DIPLOMACY

Boris Johnson in Bucharest: We want strong EU, supported by strong UK. “UK-Romanian ties will be even stronger after we leave the EU”

The UK will have a great future after Brexit, but the rest of the EU will also have a great future as it is not about a zero-sum game. London wants a strong EU, supported by a strong UK, the Secretary of State for Foreign and Commonwealth Affairs Boris Johnson told a Tuesday’s exclusive interview to Agerpres.

Boris Johnson on Monday had a meeting with his Romanian counterpart Teodor Melescanu in Bucharest, in the context of a short tour he is paying these days to Prague, Bucharest and Bratislava, following Friday’s speech in Florence delivered by UK Premier Theresa May on Brexit.

“I think we’ll all have a great future, but I think that the rest of the EU will also have a great future. And it’s not zero-sum. It’s not zero-sum, it can be win-win. Some people are gloomy about it, I don’t think there’s no need to be gloomy. We can have a strong EU, supported by a strong UK. That’s what we want,” said the chief British diplomat.

He reminded that in her Florence speech on Friday, PM Theresa May informed that London would honour its commitments under the medium-term financial framework but also in terms of the EU citizens’ rights and defence.

PM May pointed out in her speech that ‘we’re putting some money on the table, which is also important. And we’re saying that we will continue to honour our commitments under the medium-term for natural framework, and during the transition period, we said there would be a transition period till 2021, we will also be paying,’ Boris Johnson said.

“So we hope that now that Britain has said these things about citizenship, about money and in the transition period and about our commitment to defence, that our friends in Romania, in Bucharest, will say ‘hey, look, the Brits are being pretty positive here, now’s the time for us all, as Europeans, to move this conversation forwards’. Because in Brussels they’ve divided the negotiations into two parts, into, first of all, discussions on citizenship and money and Northern Ireland and so on, and then into the future. We think it’s time to talk about the future. It’s time to float this ship down the slipway and get it on to the open seas and get moving. And so I hope the conversation can begin,” he added.

Asked whether he has any regret about the UK’s leaving the EU, Boris Johnson said the only thing he regrets is people’s tendency to make a confusion between the EU institutions and Europe.

“I think the only thing I would say is that people always make a confusion between the institutions of the EU and our great European culture and civilization, which is our common heritage and possession. And they confuse the Brussels system that has grown up over the last 40-50 years with Europe. We’re not leaving Europe. It’s not physically possible. We are quintessentially a European culture, the Brits, we are going to be part of Europe forever,” he underscored.

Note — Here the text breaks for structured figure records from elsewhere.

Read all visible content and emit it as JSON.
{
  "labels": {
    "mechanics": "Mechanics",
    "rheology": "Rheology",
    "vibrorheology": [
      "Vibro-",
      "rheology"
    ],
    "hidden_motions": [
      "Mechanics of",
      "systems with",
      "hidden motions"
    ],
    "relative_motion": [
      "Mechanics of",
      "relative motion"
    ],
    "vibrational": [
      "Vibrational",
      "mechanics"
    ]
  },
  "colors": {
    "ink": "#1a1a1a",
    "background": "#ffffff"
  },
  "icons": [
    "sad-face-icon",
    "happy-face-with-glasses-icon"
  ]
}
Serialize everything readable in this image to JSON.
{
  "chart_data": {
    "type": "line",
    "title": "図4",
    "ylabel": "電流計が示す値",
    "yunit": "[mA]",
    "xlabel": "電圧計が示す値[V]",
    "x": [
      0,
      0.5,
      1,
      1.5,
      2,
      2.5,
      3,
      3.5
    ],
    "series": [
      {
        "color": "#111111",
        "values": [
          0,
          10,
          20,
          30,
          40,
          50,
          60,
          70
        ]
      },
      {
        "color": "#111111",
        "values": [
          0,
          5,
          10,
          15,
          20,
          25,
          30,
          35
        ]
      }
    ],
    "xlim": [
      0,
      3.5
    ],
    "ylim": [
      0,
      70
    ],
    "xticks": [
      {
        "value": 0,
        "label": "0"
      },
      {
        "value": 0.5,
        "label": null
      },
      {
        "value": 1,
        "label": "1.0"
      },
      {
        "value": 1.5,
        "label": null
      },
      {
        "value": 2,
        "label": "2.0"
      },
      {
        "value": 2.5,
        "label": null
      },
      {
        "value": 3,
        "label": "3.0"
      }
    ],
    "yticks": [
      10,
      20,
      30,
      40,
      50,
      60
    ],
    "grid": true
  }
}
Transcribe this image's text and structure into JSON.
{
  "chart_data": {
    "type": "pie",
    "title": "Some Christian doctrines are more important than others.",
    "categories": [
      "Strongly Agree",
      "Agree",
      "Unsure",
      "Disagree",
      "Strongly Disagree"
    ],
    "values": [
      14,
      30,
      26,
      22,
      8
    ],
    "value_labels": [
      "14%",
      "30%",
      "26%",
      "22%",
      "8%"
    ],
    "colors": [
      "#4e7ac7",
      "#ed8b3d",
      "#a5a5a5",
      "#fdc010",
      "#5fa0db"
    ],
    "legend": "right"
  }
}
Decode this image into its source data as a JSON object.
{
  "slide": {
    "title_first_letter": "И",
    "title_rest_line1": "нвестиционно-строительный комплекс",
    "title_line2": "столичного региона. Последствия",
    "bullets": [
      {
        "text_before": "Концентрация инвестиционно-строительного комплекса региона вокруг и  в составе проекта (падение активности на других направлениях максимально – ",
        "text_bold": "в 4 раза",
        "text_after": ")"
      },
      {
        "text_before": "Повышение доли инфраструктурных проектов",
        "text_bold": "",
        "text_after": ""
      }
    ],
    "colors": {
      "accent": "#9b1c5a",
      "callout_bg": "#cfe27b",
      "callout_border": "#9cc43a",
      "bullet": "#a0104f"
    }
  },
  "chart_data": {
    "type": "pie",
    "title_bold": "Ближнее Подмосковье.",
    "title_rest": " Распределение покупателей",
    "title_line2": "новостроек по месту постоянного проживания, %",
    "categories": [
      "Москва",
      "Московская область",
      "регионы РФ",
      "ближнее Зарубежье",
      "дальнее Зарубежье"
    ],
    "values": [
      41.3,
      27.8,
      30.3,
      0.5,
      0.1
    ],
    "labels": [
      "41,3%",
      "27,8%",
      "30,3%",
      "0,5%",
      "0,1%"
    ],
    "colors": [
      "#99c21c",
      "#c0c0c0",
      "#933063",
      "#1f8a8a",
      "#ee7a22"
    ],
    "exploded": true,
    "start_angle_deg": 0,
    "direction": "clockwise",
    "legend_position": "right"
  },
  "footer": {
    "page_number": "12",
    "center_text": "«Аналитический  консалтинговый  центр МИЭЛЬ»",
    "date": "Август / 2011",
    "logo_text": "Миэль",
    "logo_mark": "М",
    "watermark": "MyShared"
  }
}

“So, if there’s one thing I regret, its people’s tendency to confuse the Commission, the European Council, the Court of Justice, blah, blah, blah… with Europe. That’s not Europe, it’s a system of government, but it’s a different thing. So we are wholly committed to European civilization, to European cooperation, all those things, but just in a different way. That’s the crucial message: we may be leaving the EU, but we’re not leaving Europe,” said the chief British diplomat.

Boris Johnson also voiced conviction that British citizens would vote the same if they had the chance.

“I think overwhelmingly people in my country just want to get on and do it. They’ve, you know, they’ve had enough. That’s why we’re hopeful that our friends in Brussels will get the real negotiations going, get started,” he said.

 

Melescanu-Johnson talks focus on strengthening strategic partnership, Romanian community

 

Romania’s Foreign Minister Teodor Melescanu and his British counterpart Boris Johnson, who visited Romania on Monday, had an extensive exchange of views on the latest developments in and future prospects for bilateral political and diplomatic cooperation, the consolidation of the strategic partnership launched in 2003 and the situation of the Romanian community in the UK in the context of Brexit.

According to a press statement released by the Romanian Foreign Affairs Ministry (MAE) on Tuesday, the talks took place as the latest round of talks was conducted between the UK Government and the European Commission on the terms of UK’s withdrawal from the EU, and Prime Minister Theresa May delivered a statement on September 22 on the UK offering for these negotiations.

“Given the context, discussions centred on the prospects for continued UK involvement in the field of security and defence at European level post-Brexit. The Romanian official welcomed the dynamics of military cooperation, which has reached a particularly intense level this year, while highlighting the importance of furthered cooperation between Romania and the UK. The two sides reconfirmed their commitment to strengthening their strategic partnership, including by identifying new sectoral opportunities.”

At the meeting, Melescanu reaffirmed the role of the Romanian community in the UK, a significant component of the bilateral relationship, and the importance the Romanian Government attaches to the protection of the rights of its citizens amidst Brexit negotiations.

“The high degree of integration of the Romanian community with the British society was highlighted, along with the community’s added value to the host country,” says MAE.